The geopark was formally established in 2011, under the management of the County Council, with special support and some funding from the Geological Survey of Ireland and Failte Ireland. It was launched on 3 March 2011 by Councillor Christy Curtin, then mayor of Clare and Darina Allen.

==Status and recognition==
The geopark secured membership of both the European Geoparks Network and the UNESCO-assisted Global Network of National Geoparks in 2011. Global status must be renewed every four years and was successfully renewed in 2015. The geopark won the National Geographic World Legacy Award for Destination Leadership in 2016.

==Organisation==
The geopark is hosted and managed by Clare County Council, and further supported by the Geological Survey of Ireland, with a range of other partners supporting the work in general, or in specific aspects, such as the Geopark LIFE program. Governance and oversight is provided by a Steering and Advisory Committee.

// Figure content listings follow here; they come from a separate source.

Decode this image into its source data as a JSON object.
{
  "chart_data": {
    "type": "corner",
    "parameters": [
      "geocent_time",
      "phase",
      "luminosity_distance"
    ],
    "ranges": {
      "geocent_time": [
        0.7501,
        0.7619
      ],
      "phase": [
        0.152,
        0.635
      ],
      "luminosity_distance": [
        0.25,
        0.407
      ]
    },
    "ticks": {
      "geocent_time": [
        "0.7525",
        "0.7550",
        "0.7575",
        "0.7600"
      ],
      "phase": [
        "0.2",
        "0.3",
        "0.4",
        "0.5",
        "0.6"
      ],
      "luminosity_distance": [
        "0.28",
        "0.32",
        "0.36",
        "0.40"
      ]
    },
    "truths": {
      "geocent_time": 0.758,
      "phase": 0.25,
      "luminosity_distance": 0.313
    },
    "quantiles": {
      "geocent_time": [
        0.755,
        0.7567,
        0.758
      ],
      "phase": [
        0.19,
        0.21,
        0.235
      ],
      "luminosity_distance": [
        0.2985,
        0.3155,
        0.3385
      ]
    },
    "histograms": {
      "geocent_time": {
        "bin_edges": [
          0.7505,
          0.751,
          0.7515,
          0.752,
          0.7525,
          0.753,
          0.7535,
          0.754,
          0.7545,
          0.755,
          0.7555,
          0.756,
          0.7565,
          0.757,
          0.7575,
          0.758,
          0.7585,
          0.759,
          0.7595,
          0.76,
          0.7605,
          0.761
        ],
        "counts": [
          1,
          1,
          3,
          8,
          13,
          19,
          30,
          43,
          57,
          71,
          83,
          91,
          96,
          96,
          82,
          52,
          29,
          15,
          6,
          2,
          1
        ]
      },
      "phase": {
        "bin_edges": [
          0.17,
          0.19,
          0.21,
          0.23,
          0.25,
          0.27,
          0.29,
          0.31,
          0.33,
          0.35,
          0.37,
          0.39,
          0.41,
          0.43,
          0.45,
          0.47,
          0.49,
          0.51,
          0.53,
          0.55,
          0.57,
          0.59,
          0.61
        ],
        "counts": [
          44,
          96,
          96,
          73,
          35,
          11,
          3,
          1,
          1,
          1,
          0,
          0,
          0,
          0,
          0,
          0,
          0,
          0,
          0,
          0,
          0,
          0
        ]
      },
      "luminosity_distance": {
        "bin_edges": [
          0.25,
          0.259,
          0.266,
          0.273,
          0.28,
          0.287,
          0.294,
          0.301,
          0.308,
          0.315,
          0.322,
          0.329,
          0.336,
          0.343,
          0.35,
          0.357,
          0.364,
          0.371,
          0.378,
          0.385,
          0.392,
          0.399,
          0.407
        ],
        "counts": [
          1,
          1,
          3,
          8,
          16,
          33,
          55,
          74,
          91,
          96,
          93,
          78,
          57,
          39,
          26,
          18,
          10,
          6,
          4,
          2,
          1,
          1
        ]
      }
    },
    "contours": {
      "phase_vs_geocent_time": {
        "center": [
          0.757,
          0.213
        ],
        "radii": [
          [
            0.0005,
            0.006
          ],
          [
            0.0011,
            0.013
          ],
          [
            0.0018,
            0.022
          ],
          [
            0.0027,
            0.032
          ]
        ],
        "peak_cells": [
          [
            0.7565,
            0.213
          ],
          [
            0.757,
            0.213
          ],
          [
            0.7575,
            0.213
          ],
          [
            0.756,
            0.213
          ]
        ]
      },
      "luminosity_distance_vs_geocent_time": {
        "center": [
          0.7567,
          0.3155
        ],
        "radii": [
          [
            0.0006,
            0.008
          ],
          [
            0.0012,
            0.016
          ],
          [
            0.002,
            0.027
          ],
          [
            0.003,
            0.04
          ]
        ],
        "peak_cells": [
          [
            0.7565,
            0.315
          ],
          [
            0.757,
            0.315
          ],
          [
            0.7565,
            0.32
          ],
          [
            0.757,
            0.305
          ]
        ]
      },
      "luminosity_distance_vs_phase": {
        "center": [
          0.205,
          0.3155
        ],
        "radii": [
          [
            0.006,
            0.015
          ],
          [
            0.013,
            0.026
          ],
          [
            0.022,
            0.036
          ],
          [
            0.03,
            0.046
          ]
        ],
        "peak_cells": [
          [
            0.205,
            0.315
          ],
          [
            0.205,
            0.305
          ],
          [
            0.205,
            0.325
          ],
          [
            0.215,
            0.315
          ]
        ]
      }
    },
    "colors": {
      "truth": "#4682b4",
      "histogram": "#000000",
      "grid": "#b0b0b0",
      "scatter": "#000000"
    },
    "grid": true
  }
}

Strategic and day-to-day operations are led by a manager, Carol Gleeson, previously the project manager of BurrenConnect, and there is a lead geologist, Dr Eamon N. Doyle, successor to Drs Sarah Gatley and later Ronán Hennessy. Other functions include communications, tourism support, and outreach. Much of the work of the geopark is done with partners.

==Features==
The Burren comprises dramatic glaciated karst landscapes on Ireland’s Atlantic coast which have been fashioned in a variety of limestones, sandstones and siltstones originating during the Carboniferous period. The nearby Cliffs of Moher are vertical sandstone and shale sea-cliffs, the highest in Europe, which rise to a height of over 200m in places and which have long drawn sightseers to the area.

Important local sights include the Aillwee Cave system and Doolin Cave with one of the world's largest stalactites. Population centres include Lisdoonvarna, Ballyvaughan, Kilfenora, Doolin, Lahinch, Ennistymon, Fanore and Kilshanny.

Major activity centres include the Burren Outdoor Education Centre, the Burren Centre and the Boghill Centre. The Burren Outdoor Education Centre is a particularly active partner of the geopark. Major accommodation providers are also engaged, with a network of local hospitality providers, hotels, bed-and-breakfast establishments and at least one retreat centre.

==The geosites==
Over the life of the geopark to date, twenty focal "geosites" have been designated, with signage. These sites are chosen for accessibility and geological interest, along with possible architectural and / or heritage interest. They are specially monitored for littering, graffiti and damage.

==Events==
Regular cycles of lectures are run, as well as the Burren Rocks festival. The geopark geologist, Dr Eamon N. Doyle, has worked with the Caherconnell Archaeological Field School to run a summer Field School of Geology.

==Twinning==
The geopark is twinned since 2015 with the karst Stone Forest (Shilin) geopark of Yunnan province in southwestern China.